It is often seen as a sign of narcissism, of being full of self-importance. For instance, Agatha Christie’s Belgian Detective, Hercule Poirot, is always making comments like “Hercule Poirot, he is always right!” This is used for comic effect a little by the author, a joke at his puffed-up ego.
Bob Dole is the most well-known person who spoke this way, as in “You can trust Bob Dole”. Ironically, this probably made people trust him less.
Another reason people can speak of themselves in the third person is exactly the opposite, to show their humble status. For instance, “Your slave awaits your orders, O Master”. It’s as if the person does not exist as an individual in their own right, but only as the property of this other person. In this case, the person doesn’t use their own name, but rather the role they play for the other person.
A third, and similar, instance of referring to oneself in the third person is displayed when a robot or computer speaks of itself. “This unit is malfunctioning” for instance. This is to show the robot does not have a sense of self that would enable it to use the world “I”. If a human being does this, they usually need some psychological help. However, sometimes people will do it ironically, to reflect what other people might say about them. “This old lady is a darned nuisance, huh?”

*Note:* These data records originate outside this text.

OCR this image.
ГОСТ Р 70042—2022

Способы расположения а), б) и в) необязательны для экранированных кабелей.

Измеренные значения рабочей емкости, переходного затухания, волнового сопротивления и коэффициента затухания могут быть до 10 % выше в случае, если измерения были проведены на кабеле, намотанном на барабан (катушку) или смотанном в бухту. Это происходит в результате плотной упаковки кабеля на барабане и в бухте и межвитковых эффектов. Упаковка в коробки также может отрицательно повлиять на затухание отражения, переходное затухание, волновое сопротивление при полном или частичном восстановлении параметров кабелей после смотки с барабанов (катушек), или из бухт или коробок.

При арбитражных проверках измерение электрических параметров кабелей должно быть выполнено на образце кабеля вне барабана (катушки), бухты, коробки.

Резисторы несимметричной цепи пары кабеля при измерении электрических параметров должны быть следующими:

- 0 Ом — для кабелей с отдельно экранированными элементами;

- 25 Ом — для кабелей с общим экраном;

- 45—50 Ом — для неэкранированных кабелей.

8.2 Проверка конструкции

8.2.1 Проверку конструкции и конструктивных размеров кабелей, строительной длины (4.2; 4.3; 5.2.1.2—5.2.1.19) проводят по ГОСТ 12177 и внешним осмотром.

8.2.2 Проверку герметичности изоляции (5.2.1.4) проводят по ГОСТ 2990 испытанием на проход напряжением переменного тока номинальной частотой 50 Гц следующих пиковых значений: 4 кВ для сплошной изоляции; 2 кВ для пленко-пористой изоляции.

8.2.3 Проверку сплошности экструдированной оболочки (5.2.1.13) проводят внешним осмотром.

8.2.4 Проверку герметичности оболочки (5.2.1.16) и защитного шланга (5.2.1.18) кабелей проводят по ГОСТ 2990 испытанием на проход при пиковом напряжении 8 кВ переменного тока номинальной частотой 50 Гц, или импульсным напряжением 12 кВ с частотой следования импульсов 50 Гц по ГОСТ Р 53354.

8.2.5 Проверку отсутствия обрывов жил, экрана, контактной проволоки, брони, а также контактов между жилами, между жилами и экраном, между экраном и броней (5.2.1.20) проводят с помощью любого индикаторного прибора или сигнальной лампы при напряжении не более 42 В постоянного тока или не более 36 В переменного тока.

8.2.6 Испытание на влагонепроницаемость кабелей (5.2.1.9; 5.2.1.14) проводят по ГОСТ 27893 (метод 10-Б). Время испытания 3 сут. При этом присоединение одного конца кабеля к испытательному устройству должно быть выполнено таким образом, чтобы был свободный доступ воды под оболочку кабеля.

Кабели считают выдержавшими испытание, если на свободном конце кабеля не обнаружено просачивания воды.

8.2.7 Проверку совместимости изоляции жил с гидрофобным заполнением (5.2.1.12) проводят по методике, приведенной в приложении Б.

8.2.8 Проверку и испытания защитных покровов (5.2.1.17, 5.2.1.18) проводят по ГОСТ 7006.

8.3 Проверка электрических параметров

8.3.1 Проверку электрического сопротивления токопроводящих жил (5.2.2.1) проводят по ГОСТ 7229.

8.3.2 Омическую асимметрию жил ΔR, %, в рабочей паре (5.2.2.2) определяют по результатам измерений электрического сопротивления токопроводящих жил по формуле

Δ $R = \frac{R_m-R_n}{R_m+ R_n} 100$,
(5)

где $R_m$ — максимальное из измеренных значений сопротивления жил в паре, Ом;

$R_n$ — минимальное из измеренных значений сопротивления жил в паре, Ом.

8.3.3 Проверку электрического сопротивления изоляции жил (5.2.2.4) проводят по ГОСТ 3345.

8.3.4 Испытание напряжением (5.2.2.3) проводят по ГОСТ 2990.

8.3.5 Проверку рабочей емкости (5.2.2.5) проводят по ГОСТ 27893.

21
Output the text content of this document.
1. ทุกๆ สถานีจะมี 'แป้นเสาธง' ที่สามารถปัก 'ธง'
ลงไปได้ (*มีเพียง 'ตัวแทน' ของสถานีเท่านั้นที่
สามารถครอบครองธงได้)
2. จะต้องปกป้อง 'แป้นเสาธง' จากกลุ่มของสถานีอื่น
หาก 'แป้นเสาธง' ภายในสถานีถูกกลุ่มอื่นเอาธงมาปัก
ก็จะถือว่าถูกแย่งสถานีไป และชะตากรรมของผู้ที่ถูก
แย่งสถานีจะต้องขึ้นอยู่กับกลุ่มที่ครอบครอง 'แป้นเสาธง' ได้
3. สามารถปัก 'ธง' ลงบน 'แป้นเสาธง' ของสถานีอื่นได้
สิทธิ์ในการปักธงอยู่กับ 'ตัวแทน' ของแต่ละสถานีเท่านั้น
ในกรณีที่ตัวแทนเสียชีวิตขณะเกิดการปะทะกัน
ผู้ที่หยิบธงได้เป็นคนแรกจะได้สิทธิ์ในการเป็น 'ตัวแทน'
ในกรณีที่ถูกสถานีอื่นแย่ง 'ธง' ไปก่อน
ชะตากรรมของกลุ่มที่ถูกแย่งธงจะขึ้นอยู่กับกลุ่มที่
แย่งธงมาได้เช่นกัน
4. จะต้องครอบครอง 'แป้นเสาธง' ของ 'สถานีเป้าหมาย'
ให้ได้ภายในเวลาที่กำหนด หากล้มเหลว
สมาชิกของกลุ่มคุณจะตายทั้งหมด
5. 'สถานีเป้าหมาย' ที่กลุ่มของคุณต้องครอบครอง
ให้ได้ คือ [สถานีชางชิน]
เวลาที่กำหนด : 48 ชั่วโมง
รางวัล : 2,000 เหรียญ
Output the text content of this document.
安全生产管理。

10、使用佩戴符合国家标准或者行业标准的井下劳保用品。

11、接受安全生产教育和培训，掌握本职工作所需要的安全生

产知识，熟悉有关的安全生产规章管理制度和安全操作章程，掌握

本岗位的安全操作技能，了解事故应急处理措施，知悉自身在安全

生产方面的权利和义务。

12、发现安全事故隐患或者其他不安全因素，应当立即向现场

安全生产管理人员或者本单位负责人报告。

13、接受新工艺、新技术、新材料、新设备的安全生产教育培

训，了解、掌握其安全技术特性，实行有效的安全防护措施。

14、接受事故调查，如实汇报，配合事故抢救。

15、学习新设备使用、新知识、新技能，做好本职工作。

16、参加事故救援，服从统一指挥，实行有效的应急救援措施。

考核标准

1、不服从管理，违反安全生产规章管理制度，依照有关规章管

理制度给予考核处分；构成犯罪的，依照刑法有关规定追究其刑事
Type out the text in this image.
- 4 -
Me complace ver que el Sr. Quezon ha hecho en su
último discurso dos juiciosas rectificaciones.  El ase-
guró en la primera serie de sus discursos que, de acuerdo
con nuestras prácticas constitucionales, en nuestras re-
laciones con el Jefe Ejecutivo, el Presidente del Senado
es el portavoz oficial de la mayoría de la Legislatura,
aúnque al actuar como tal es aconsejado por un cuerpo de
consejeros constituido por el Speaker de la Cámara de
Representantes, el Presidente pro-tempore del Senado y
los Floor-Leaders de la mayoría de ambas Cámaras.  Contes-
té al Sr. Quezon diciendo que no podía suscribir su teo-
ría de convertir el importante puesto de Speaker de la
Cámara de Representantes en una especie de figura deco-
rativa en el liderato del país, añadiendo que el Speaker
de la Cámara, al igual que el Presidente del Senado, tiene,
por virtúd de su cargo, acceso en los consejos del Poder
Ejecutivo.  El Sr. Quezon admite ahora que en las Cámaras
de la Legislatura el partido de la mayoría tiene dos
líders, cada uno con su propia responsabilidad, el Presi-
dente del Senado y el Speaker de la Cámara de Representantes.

A fourth, and somewhat disingenuous motive, is to make something appear to be an objective account when it is actually your own opinion. Referring to yourself as if the person speaking or writing is someone else makes it sound less biased.
A fifth, and sometimes tragic, reason may be a psychological need to separate oneself from one’s own experience, because it is so painful. Alternatively, someone is speaking of actions they have carried out that clash with their own self-image so badly that it is too painful to say “I did that”.